A big and testy man, Lentulus Crus grasped Cicero by the left shoulder and spun him round, then began pushing him across the room. “Shut up! Keep out of it! Shut up! Keep out of it!” he barked, each bark punctuated by a punch to the chest which sent Cicero reeling backward.
“You are not Dictator!” Cato was screaming at Pompey. “You do not run Rome! You have no authority to enter into bargains with a traitor behind our backs! Illyricum and one legion, eh? And you think that a trifling concession, eh? It is not! It—is—not! It is a major concession! A major concession! And I say to you, Gnaeus Pompeius, that absolutely no concessions can be made to Caesar! He cannot be conceded the tip of a dead Roman’s finger! Caesar must be taught that the Senate is his master, that he is not the Senate’s master! And if you need to be taught the same lesson, Pompeius, then I am just the man to drum it into you! You want to ally yourself with Caesar, do you? Very well! Ally yourself with Caesar! Caesar the traitor! And suffer the same fate as Caesar the traitor! For I swear to you by all our Gods that I will bring you down lower than I bring Caesar down! I will have your imperium, your provinces and your army stripped from you in the same breath as Caesar’s are stripped from him! All I have to do is say so in the House! And the House will vote to do it, and there will be no tribunician veto because you do not command the loyalty of a Curio or an Antonius! The only legions you have at your disposal are two legions which owe their loyalty to Caesar! Your own legions are a thousand miles away in Spain! So how can you stop me, Pompeius? I’ll do it, you traitor! And I’ll glory in doing it! This is no social men’s club you elected to join! The boni are utterly committed to bringing Caesar down. And we will just as happily bri
ng anyone down who sides with him—even you! Then perhaps it’s you who will be proscribed, you who will be thrown from the Tarpeian Rock! Did you think we boni would condone those threats? Well, we won’t! Nor will we support any man who dares to flout the authority of the Senate of Rome!”
“Stop! Stop!” gasped Pompey, extending both hands to Cato with palms out. “Stop, Cato, I beg of you! You’re right! You—are—right! I admit it! Cicero talked me into it, I was—I was—I was weak! It was just a weak moment! No one’s come to see me for three days! What was I to think?”
But Cato enraged was not Pompey enraged.

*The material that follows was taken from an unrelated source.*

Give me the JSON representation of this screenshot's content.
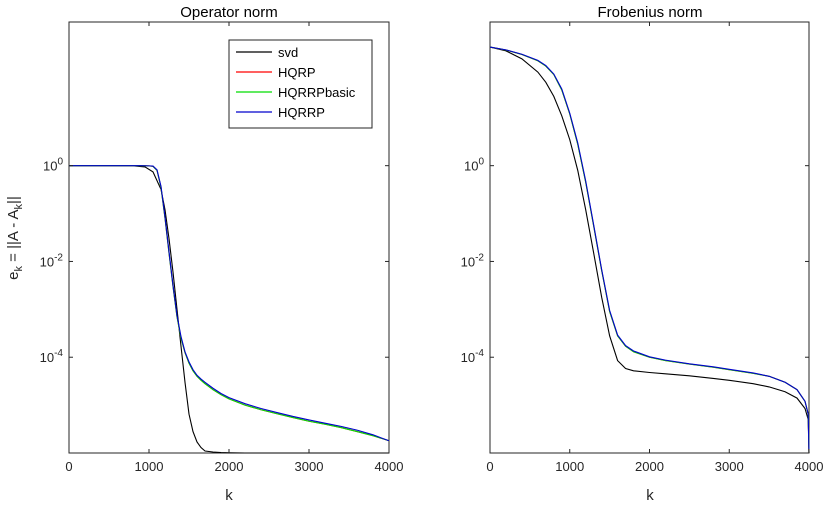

Pompey snapped out of a temper as quickly as he fell into it, whereas it took a long time to calm Cato down, to unstopper his ears and persuade them to hear the sounds of surrender. He ranted for what seemed endless hours before he shut his mouth and stood, trembling.
“Sit down, Cato,” said Pompey, fussing about him like an old woman about her lapdog. “Here, sit down, do!” He rushed to pour a goblet of wine, rushed back to hand it to Cato, wrapping both hands about its bowl and, with a shudder, removing the hair Cato still held. “There now, drink it down, please! You’re right—I was wrong—I admit it freely! Blame Cicero, he caught me in a weak moment.” He gazed pleadingly at Lentulus Crus. “Have some wine, do! Let’s all sit down and sort out our differences, for there are none cannot be sorted out, I promise you. Please, Lucius Crus, have some wine!”
“Ohhhhh!” cried Cicero from the far side of the room.
But Pompey paid him no attention; Cicero turned and left to plod back across the Campus Martius to the Pincian Hill, trembling almost as hard as Cato had.
That was the end of it, then. That was the watershed. There could be no going back now. So close, so close! Oh, why did those two boni irascibles have to arrive at just the wrong moment?